Wen did not need the money. Be­fore re­tir­ing in 1999, she’d spent 58 years at the BNA, which pro­duces le­gal and reg­u­la­tory publi­ca­tions, and be­came a su­per­vi­sor in the cus­tomer ac­counts and records de­part­ment. Among the long­est-serv­ing work­ers of the em­ployee-owned com­pany, Wen held about $7 mil­lion in stock, ac­cord­ing to Cyn­thia Bol­bach, a BNA vice pres­i­dent and cor­po­rate sec­re­tary.

Bol­bach was not a close friend of Wen’s but none­the­less was a ben­e­fi­ciary of the food de­liv­er­ies.

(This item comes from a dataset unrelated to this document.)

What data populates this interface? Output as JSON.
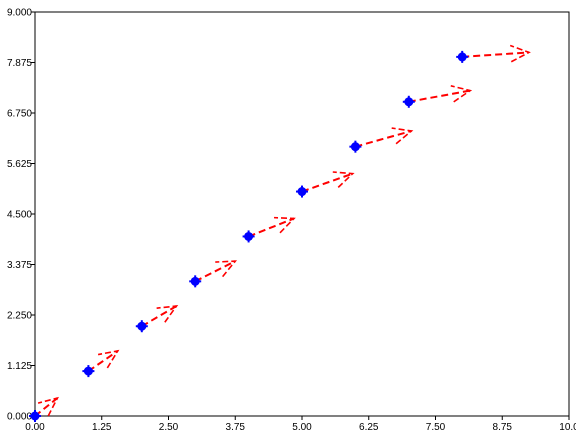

“Prob­a­bly ev­ery four to six weeks, there’d be a call from the se­cu­rity guard in the lobby say­ing Betty was down­stairs in her car with bags and bags of gro­ceries, which she brought to the ex­ec­u­tive of­fices,” Bol­bach said. “That was her way to reach out to peo­ple. . . . It was prob­a­bly a lit­tle ec­cen­tric, but it was her way of keep­ing in touch with ev­ery­body.”

Wen was gen­er­ous with more than edi­bles. She did vol­un­teer work at Sub­ur­ban Hospi­tal and Iona Se­nior Ser­vices in Wash­ing­ton and stuffed hun­dreds of dol­lars in the pock­ets of peo­ple she felt needed help, said Hom, her niece. She once gave a gro­cery store em­ployee a six-month-old Ply­mouth that Wen wanted to ex­change for a less-ex­trav­a­gant car.

Wen’s own habits were as­cetic, rarely if ever in­dulging in chic food, trav­el­ing or buy­ing sweaters that cost more than $5. She could be com­pul­sive about coupons, telling her niece, for ex­am­ple, “To­day, I made money,” when a gro­cery store had dou­bled the coupon amount. She es­pe­cially en­joyed sales on laun­dry de­ter­gent and lugged heavy con­tain­ers to her car.

Wen spent her fi­nal days at Sub­ur­ban Hospi­tal, where she’d asked her niece to bring bags of ap­ples and or­anges pur­chased at Costco. Wen dis­trib­uted the fruit to the hospi­tal staff.


Betty Wen gave away food, cooked for oth­ers and de­liv­ered fruit at Sub­ur­ban Hospi­tal.